自分はかつて、モーニング娘。がけっこう好きだった。娘。もAKBと同じように、恋愛のもめごとやら「娘。の中でのポジション取り」という問題があったにはあったが、あくまでも基本はファンに「すばらしいショーを見せる」ということが基準になっていたと思う。
的外れでもファンが不満でも、「アウトプットされるもの」が基準になっていたはずだ(少なくとも「ASAYAN」以降は。私はASAYAN以降のファンです)。

ところが、AKBの場合は「総選挙」が象徴的だが、別に歌がうまいとかダンスができるとかはあまり関係ない。というか、私から見てあまりに関係なさすぎる。
よくAKBはプロレスにたとえられるが、それは違うと思う。プロレスは、「ショー」としてのクォリティのために、選手がものすごい努力をしてある程度まで自分の「プロレス」のレベルを引き上げる。
いや、AKBの子たちだって努力はしてるだろうけど、それがどのように自分たちにフィードバックしていくかが、あまりにも見えなさすぎる。
より正確に言えば、アイドルとは本質的にそういうものなのだが、その「努力の見えなさ」を商売にしすぎるのだ。

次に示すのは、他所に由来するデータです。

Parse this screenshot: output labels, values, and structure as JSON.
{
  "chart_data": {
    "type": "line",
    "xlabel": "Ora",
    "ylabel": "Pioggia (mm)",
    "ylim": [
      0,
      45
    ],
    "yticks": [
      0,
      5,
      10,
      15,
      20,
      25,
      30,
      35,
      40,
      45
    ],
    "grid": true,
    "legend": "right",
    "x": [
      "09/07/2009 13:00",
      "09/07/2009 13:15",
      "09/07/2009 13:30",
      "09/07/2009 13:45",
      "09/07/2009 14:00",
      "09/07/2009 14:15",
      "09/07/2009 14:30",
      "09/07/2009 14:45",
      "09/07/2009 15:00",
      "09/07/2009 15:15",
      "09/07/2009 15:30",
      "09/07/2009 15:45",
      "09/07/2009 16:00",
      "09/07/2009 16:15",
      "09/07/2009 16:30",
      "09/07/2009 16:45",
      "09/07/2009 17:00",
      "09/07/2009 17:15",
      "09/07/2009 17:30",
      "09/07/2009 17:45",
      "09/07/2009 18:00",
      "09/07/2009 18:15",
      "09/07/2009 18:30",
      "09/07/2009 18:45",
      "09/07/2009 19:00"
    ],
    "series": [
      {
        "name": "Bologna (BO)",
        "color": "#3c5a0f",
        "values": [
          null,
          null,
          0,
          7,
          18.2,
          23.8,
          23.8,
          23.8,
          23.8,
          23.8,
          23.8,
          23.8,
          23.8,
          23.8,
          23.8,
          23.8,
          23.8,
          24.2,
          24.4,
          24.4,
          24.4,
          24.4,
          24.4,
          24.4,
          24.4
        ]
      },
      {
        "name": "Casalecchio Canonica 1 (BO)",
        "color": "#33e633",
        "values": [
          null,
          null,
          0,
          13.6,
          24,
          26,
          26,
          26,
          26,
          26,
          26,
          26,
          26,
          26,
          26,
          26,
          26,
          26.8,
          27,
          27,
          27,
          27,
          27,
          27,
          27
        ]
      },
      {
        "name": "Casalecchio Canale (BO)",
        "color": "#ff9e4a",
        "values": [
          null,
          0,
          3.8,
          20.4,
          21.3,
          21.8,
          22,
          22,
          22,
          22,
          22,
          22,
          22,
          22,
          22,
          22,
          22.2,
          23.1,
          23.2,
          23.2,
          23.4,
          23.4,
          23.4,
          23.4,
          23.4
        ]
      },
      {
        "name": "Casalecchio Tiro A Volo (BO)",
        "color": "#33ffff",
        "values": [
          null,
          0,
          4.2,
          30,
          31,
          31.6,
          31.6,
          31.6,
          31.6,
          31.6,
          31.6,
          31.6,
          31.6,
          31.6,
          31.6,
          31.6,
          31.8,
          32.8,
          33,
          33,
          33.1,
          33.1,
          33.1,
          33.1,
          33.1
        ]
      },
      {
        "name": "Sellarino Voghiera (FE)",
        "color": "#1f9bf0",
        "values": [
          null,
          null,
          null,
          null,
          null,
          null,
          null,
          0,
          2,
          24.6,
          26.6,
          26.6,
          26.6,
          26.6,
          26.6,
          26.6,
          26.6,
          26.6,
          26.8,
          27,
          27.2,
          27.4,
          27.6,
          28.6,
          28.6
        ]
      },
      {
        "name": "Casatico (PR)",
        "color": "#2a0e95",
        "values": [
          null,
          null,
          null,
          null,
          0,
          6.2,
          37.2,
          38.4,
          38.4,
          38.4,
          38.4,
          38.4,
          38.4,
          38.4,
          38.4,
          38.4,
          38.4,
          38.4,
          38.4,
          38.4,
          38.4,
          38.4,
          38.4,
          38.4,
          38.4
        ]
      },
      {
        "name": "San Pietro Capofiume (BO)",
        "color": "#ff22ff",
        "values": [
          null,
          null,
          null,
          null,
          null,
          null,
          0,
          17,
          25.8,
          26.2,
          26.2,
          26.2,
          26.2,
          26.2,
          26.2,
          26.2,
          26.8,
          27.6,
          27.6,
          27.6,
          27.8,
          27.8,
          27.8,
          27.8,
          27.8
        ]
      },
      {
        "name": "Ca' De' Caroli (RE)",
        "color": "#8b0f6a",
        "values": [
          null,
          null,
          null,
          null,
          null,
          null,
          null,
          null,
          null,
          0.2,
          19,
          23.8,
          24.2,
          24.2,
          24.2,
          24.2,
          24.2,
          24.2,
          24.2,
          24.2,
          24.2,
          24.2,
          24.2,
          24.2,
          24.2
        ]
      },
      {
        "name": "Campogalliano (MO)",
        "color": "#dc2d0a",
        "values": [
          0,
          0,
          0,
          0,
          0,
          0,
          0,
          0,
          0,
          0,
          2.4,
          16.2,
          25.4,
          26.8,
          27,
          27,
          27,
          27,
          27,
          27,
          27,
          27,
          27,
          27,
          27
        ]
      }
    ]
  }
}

なぜみんな(受け手)気がつかないんだろう? 自分たちがふだん、いろんな社会システムにこづき回されている、まさにその感じをより悪趣味なかたちで吐き出したのが今回の件ではないか。
そりゃだれだってひとまず(熱烈なファンなら)共感はするだろう。ふだん、一般の人々だって「恋愛したから丸刈り」みたいな理不尽さを押し付けられながら生きているのだから。
そして、峯岸さんを慰めてくれる他のメンバーや、他のファンたちの応援メッセージ、そして何より今回のトラブルにもめげず舞台に立ち続ける峯岸さんに、感動もするだろう。

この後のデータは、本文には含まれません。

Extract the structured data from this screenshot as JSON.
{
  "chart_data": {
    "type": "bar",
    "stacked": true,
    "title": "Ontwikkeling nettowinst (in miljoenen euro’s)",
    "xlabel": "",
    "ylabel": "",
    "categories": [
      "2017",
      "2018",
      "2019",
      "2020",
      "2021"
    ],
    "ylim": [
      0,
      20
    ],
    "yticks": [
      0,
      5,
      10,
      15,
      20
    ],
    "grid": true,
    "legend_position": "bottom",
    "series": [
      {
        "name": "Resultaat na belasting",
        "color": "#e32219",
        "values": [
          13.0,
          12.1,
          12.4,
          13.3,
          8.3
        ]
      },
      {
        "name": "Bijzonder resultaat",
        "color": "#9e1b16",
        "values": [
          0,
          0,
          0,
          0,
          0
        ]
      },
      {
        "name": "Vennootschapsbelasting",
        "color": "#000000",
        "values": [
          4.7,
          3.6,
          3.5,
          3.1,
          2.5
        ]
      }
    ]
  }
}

だがちょっと待て。その「感動」に至るまでのトラブルがつくられたのはどうしてなんだ?

それは、きわめて人工的な「AKBグループ」というものがあったからでしょう?

この辺、ものすごくモヤモヤする。今でも。
なんで、「だれかが勝手につくったもの」を、まあぶち壊そうというのが時流ではないのなら、せめて認識だけはしないんだ?(小林よしのりみたいに、AKBグループの人工性を認識しながら賞賛するのがいちばんタチが悪いんだけどね。あと、AKBと今後の日本社会は、断じて何の関係もないからな。少なくとも、おれには関係ない)。